ARSENAŁ

niedziela, 15 marca 2020

[53] Blind Faith: Esik az eső? ~Miachar

    To się dzieje
   

    Nic nie zapowiadało, że wraz z nagłym załamaniem pogody załamie się coś jeszcze, ale los tak często bywał przewrotny i układał własne reguły gry, jaką było dla niego ludzkie życie. Bo nic ani nikt nie mogło mieć nad nim władzy, więc dwójka ludzi, która właśnie opuszczała jedną z kamienic zlokalizowaną blisko jednej z głównych ulic miast, nie miała za wiele powodzenia; powinna raczej przyjmować to, co dostawała.
    Ale nie, lepiej mieć pretensje do siły, niższej czy też wyższej.
    Profesor aż westchnął, schodząc ku mokremu chodnikowi, nie bardzo zadowolony, iż to jemu przypada niesienie w reklamówce zwłok kaczki, na którą z każdą chwilą nabierał coraz większej ochoty.
    Czy to pada? – zapytał, zadzierając głowę do góry. – Znowu?
    Deiji, która szła ze trzy kroki za nim, ani myślała spoglądać w niebo, doskonale wiedziała, jaka jest pogoda, a na deszcz zawsze była przygotowana – przecież branie ze sobą parasolki to nie był jakiś nie wiadomo jak wielki wyczyn.

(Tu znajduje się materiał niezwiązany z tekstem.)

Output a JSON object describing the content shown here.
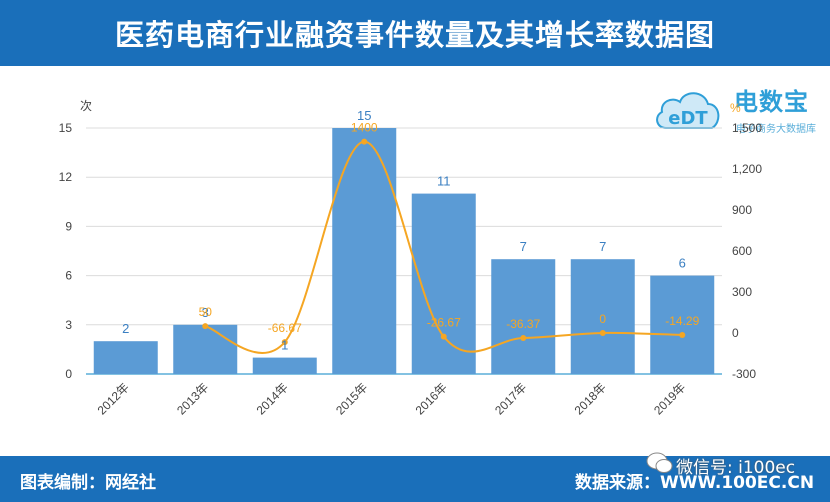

    – Przecież mówili i w radio, i w telewizji, że będzie padać i opady utrzymają się przynajmniej do końca tygodnia. Wiedziałbyś o tym, gdybyś czasami skupił się na czymś więcej niż swojej pracy, nieważne czego by dotyczyła.
    To była celna uwaga. Mężczyzna nie miał w zwyczaju zapoznawać się z jakimikolwiek wiadomościami lokalnymi, o tych ze świata to już nie wspominając. Lepiej czuł się, widząc fakty wypisane na leżącym przed nim papierze, ale i do gazet jakoś go nie ciągnęło, zdecydowanie bardziej wolał zaznajamiać się z aktami. Czasami Deiji zastanawiała się, jak taki ignorant zdołał przeżyć tyle lat i przy tym nie natknąć się na jakiś atak terrorystyczny, katastrofę lądową czy epidemię.

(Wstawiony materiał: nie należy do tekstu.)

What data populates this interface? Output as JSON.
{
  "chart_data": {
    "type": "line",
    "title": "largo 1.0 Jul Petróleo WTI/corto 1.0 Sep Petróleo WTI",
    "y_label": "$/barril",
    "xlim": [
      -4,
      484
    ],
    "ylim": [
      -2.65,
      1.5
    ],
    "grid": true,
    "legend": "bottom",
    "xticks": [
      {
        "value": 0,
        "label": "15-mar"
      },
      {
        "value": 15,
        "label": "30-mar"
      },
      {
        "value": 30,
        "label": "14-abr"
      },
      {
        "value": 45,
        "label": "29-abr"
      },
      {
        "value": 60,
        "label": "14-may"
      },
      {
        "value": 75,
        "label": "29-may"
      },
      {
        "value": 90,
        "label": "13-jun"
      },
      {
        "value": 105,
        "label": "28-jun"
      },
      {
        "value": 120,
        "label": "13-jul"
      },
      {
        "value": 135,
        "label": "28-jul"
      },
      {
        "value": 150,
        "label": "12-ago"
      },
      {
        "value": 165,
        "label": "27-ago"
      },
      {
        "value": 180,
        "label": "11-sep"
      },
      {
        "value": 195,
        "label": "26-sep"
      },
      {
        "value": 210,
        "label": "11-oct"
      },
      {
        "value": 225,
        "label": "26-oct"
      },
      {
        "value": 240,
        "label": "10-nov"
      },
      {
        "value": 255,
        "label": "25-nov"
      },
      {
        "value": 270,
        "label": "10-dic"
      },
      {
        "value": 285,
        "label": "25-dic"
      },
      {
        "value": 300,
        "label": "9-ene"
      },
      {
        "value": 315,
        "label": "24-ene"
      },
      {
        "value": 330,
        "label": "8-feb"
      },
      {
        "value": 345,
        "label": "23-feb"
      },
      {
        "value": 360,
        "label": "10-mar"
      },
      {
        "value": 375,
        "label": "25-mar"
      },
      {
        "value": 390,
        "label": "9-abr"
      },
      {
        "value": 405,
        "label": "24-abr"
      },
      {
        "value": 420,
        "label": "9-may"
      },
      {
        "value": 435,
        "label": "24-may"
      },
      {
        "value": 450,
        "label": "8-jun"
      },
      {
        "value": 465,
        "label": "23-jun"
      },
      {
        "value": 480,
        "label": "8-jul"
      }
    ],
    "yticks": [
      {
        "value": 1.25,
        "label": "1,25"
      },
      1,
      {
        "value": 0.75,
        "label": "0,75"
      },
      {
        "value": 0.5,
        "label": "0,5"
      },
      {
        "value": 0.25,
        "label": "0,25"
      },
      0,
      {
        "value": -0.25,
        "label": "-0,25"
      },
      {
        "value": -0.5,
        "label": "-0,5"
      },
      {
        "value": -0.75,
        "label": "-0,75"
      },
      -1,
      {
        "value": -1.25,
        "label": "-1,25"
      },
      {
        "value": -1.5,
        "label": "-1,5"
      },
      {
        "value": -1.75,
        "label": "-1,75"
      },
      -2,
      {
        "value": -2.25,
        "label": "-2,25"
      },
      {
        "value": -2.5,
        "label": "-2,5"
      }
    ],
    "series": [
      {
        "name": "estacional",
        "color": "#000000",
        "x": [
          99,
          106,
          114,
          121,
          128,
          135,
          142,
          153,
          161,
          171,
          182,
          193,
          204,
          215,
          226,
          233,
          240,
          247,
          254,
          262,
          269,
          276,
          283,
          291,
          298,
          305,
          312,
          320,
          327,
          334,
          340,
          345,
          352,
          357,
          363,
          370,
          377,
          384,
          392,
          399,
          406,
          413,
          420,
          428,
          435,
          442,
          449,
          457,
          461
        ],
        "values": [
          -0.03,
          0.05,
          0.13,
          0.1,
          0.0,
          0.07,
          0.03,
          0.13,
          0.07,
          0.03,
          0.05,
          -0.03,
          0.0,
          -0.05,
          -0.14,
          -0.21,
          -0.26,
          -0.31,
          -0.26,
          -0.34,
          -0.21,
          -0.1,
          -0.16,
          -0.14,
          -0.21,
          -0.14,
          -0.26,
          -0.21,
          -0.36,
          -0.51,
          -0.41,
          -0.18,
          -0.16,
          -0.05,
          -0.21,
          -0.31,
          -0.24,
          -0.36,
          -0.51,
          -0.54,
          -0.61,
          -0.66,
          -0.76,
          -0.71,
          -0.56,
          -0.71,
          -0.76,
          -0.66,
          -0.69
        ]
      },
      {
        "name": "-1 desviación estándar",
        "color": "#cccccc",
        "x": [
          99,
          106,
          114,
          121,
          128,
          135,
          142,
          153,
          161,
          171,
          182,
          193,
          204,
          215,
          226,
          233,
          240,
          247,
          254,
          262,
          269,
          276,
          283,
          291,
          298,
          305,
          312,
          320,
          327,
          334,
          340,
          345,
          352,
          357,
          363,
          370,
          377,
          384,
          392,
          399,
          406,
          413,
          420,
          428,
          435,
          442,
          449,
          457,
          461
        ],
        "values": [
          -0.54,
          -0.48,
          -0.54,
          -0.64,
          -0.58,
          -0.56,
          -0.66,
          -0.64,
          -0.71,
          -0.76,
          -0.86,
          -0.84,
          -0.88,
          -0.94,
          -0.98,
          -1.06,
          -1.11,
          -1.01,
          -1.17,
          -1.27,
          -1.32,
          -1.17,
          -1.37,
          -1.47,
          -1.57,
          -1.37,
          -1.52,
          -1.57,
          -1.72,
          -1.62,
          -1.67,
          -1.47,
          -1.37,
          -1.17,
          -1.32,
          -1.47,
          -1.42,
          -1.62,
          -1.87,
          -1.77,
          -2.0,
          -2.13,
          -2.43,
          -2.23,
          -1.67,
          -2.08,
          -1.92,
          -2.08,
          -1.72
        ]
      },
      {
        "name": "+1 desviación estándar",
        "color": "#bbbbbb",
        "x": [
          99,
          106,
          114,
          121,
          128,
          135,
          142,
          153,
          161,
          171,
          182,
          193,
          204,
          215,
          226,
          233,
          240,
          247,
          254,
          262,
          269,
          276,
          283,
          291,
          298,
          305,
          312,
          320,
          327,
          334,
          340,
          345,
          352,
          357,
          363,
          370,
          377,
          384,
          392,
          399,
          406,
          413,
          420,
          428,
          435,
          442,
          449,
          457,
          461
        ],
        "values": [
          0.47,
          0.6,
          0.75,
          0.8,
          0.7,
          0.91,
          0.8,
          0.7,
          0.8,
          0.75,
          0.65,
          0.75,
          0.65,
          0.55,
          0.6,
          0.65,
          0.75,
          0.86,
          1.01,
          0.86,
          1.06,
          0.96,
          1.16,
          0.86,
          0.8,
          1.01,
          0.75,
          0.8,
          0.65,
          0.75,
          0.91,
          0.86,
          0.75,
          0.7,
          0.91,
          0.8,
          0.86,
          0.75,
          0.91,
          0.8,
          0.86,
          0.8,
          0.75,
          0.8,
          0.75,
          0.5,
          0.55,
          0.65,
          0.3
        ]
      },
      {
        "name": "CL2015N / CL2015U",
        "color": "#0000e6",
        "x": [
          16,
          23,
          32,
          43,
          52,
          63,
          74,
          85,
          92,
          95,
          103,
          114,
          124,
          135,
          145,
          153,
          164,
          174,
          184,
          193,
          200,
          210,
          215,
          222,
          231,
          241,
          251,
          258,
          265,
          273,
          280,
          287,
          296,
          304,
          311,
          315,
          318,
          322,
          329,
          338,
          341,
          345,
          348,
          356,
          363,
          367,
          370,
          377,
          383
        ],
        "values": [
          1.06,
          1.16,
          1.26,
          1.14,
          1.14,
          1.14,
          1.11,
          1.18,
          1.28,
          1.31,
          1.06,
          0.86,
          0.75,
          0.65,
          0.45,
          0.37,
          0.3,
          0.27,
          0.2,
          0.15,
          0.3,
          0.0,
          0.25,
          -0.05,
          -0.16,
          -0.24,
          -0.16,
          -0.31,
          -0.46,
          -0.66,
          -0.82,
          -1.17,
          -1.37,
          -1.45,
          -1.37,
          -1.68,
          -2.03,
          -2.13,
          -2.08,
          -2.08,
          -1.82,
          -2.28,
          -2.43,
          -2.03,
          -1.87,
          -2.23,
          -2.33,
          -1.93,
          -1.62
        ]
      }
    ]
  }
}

    – Nie czepiaj się mnie, ok? – Zerknął za siebie. – Dlatego dobrze ci płacę, byś ty dostarczała mi wszelkich informacji, także tych pogodowych. A o deszczu mi nie wspomniałaś.

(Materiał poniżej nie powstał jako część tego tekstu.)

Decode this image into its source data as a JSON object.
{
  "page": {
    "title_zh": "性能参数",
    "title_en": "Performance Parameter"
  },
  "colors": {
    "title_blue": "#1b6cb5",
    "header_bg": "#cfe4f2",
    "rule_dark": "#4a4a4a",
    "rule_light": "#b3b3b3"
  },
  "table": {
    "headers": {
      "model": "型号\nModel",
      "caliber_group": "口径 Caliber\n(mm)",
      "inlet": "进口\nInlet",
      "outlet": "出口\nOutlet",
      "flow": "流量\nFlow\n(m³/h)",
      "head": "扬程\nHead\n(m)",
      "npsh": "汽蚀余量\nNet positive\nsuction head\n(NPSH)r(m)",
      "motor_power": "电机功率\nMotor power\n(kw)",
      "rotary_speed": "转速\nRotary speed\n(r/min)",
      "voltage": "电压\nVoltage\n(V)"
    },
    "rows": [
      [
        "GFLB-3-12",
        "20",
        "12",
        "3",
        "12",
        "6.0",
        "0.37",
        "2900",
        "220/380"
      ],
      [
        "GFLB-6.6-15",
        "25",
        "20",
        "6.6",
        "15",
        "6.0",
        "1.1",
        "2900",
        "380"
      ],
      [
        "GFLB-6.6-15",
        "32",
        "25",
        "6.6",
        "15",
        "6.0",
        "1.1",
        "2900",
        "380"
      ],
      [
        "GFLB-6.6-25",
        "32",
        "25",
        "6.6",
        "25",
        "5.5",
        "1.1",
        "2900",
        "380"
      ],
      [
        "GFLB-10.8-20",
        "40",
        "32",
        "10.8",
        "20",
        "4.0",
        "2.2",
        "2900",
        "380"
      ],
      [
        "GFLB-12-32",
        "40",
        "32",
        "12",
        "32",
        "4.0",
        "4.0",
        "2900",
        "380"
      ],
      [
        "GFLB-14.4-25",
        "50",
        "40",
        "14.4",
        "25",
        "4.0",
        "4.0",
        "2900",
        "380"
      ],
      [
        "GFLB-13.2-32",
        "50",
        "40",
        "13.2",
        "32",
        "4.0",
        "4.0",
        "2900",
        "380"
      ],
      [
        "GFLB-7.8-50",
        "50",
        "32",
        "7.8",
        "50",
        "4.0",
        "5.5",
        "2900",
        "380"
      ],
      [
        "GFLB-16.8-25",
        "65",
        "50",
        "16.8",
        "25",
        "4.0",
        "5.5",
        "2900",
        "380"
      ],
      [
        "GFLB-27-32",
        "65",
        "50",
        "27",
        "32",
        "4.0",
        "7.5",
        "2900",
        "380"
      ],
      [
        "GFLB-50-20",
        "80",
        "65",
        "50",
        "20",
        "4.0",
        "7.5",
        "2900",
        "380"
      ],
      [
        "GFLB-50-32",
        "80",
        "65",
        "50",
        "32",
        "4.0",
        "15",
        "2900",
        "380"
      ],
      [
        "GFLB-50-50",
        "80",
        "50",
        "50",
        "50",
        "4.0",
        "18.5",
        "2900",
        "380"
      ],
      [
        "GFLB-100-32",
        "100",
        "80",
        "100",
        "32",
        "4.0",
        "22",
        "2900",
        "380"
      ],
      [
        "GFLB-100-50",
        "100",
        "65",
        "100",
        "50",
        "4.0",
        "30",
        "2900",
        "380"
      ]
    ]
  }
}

    Asystentka zrównała z nim krok i rozłożyła parasol nad ich głowami, by wciąż dochodzący do siebie Profesor nie nabawił się żadnego przeziębienia.
    – Mówiłam ci, że pada, jak tylko weszłam rano do biura, tylko tego nie usłyszałeś, bo szukałeś jakieś fiolki ze swoimi kroplami krwi – odpowiedziała, ruszając przed siebie. Mężczyzna musiał dotrzymać jej kroku. – Nie wiem, na co ci to było, ale skupiłeś się na tym tak, że pewnie nawet byś się nie zorientował, gdyby tuż obok ciebie wybuchł granat. – Zerknęła na niego, by zobaczyć, iż właśnie potakuje ruchem głowy. Westchnęła. – W każdym razie tak, pada, dlatego mógłbyś przyspieszyć, byśmy dotarli szybciej? Chyba czeka na nas też jakieś czerwone wino.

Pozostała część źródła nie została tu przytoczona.